G. de D. Dans ce pays, on a l’habitude de construire les murs sans anticiper ce qu’on va en faire. On se retrouve ainsi avec des MSP sans connexion internet et dont les espaces ne sont pas adaptés aux besoins des praticiens qui les occuperont. Quant au CPTS, c’est encore un peu tôt pour se prononcer. Mais l’idée d’un travail interdisciplinaire sur l’ensemble d’un territoire est une bonne chose.

Vous organisez depuis 2017 l’Université des déserts médicaux et numériques. Quel bilan tirez-vous de cette initiative ?
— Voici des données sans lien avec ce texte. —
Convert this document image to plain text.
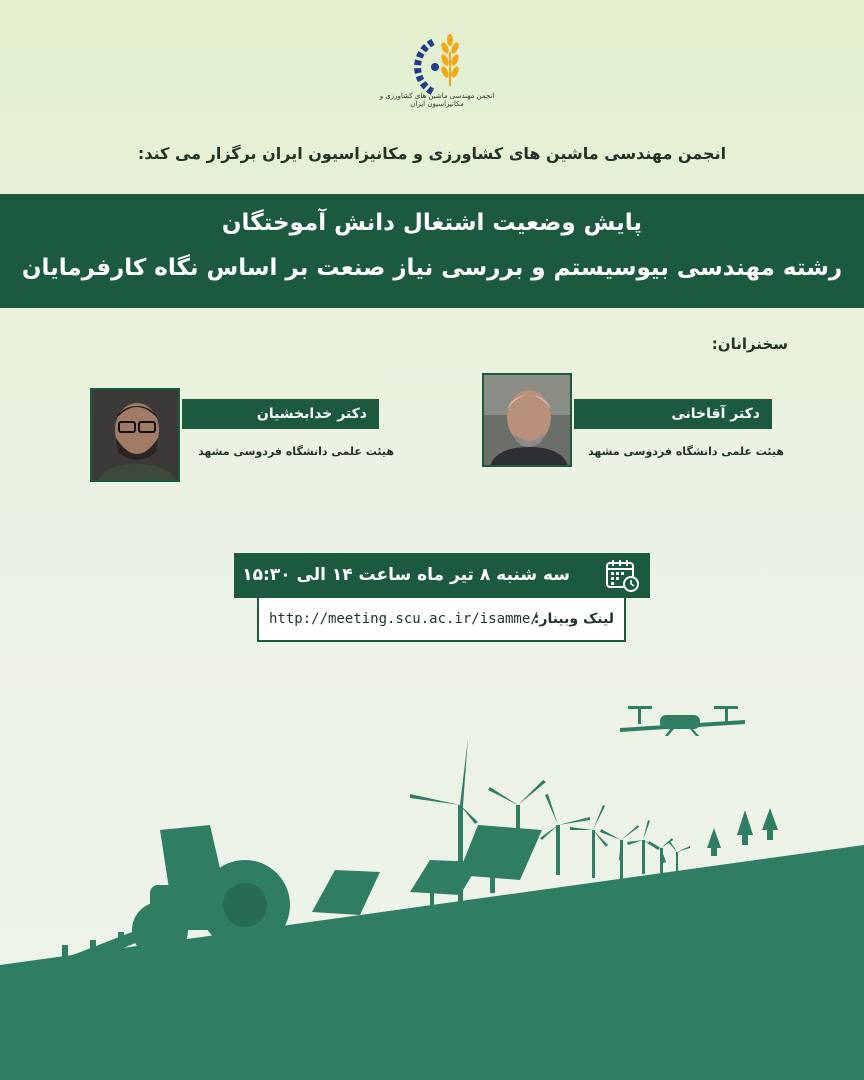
انجمن مهندسی ماشین های کشاورزی و مکانیزاسیون ایران
انجمن مهندسی ماشین های کشاورزی و مکانیزاسیون ایران برگزار می کند:
پایش وضعیت اشتغال دانش آموختگان
رشته مهندسی بیوسیستم و بررسی نیاز صنعت بر اساس نگاه کارفرمایان
سخنرانان:
دکتر آقاخانی
هیئت علمی دانشگاه فردوسی مشهد
دکتر خدابخشیان
هیئت علمی دانشگاه فردوسی مشهد
سه شنبه ۸ تیر ماه ساعت ۱۴ الی ۱۵:۳۰
لینک وبینار:
http://meeting.scu.ac.ir/isamme/
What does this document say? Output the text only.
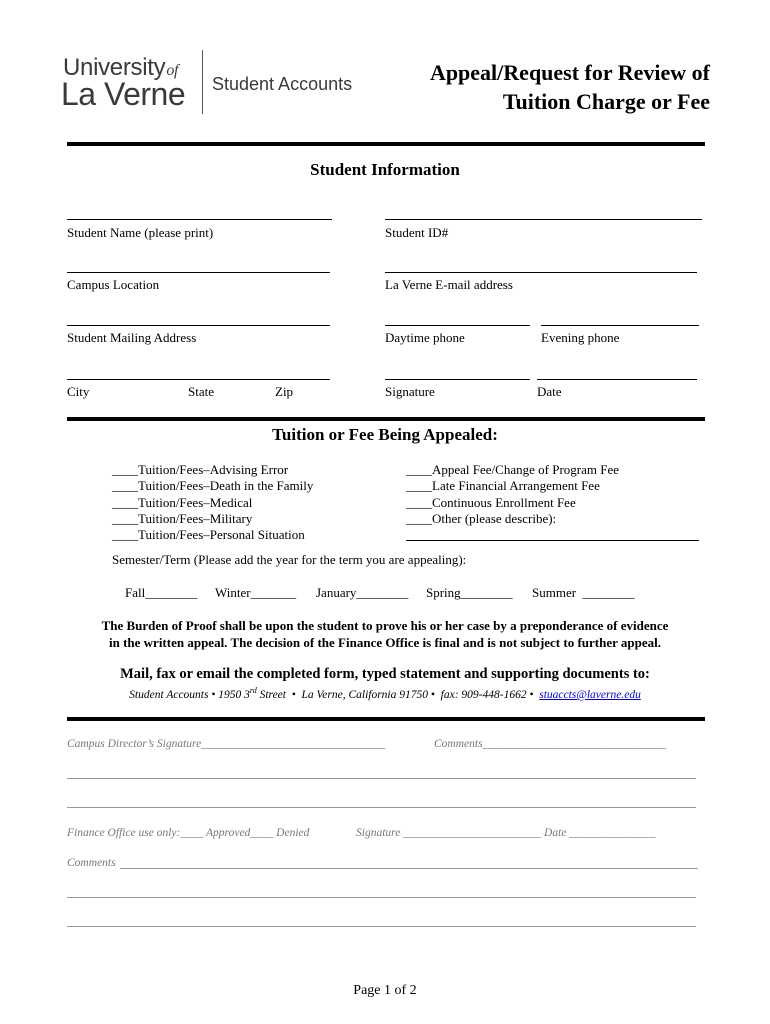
Universityof
La Verne Student Accounts	Appeal/Request for Review of
Tuition Charge or Fee
Student Information
Student Name (please print)	Student ID#
Campus Location	La Verne E-mail address
Student Mailing Address	Daytime phone	Evening phone
City	State	Zip	Signature	Date
Tuition or Fee Being Appealed:
____Tuition/Fees–Advising Error
____Tuition/Fees–Death in the Family
____Tuition/Fees–Medical
____Tuition/Fees–Military
____Tuition/Fees–Personal Situation
____Appeal Fee/Change of Program Fee
____Late Financial Arrangement Fee
____Continuous Enrollment Fee
____Other (please describe):
Semester/Term (Please add the year for the term you are appealing):
Fall________ Winter_______ January________ Spring________ Summer  ________
The Burden of Proof shall be upon the student to prove his or her case by a preponderance of evidence
in the written appeal. The decision of the Finance Office is final and is not subject to further appeal.
Mail, fax or email the completed form, typed statement and supporting documents to:
Student Accounts • 1950 3rd Street  •  La Verne, California 91750 •  fax: 909-448-1662 •  stuaccts@laverne.edu
Campus Director’s Signature________________________________	Comments________________________________
Finance Office use only:____ Approved____ Denied	Signature ________________________ Date _______________
Comments
Page 1 of 2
G. de D. Après 2017, je n’avais pas prévu de faire une seconde édition. Je l’organise pourtant en septembre prochain car on me l’a demandé. De fait, la situation n’a guère évolué depuis deux ans. Avec l’arrivée de la 5G [les premiers forfaits 5G devraient être commercialisés en France dès 2020], nous voyons là une opportunité de redistribuer les cartes, si possible au profit justement des déserts médicaux. L’Arcep et les pouvoirs publics vont devoir inciter les opérateurs à élargir leur couverture à cette occasion. Par ailleurs, lors de cet événement, nous aborderons aussi la question du déploiement de la fibre optique et nous ferons un état des lieux des établissements de santé connectés mais aussi interopérables entre eux. Mais ce qui manque, c’est une politique nationale globale. Or c’est plutôt à une concurrence entre territoires à laquelle nous assistons, aux dépens des collectivités les moins dotées financièrement.

Guillaume de Durat

Consultant en santé et organisateur de l’Université des déserts médicaux et numériques.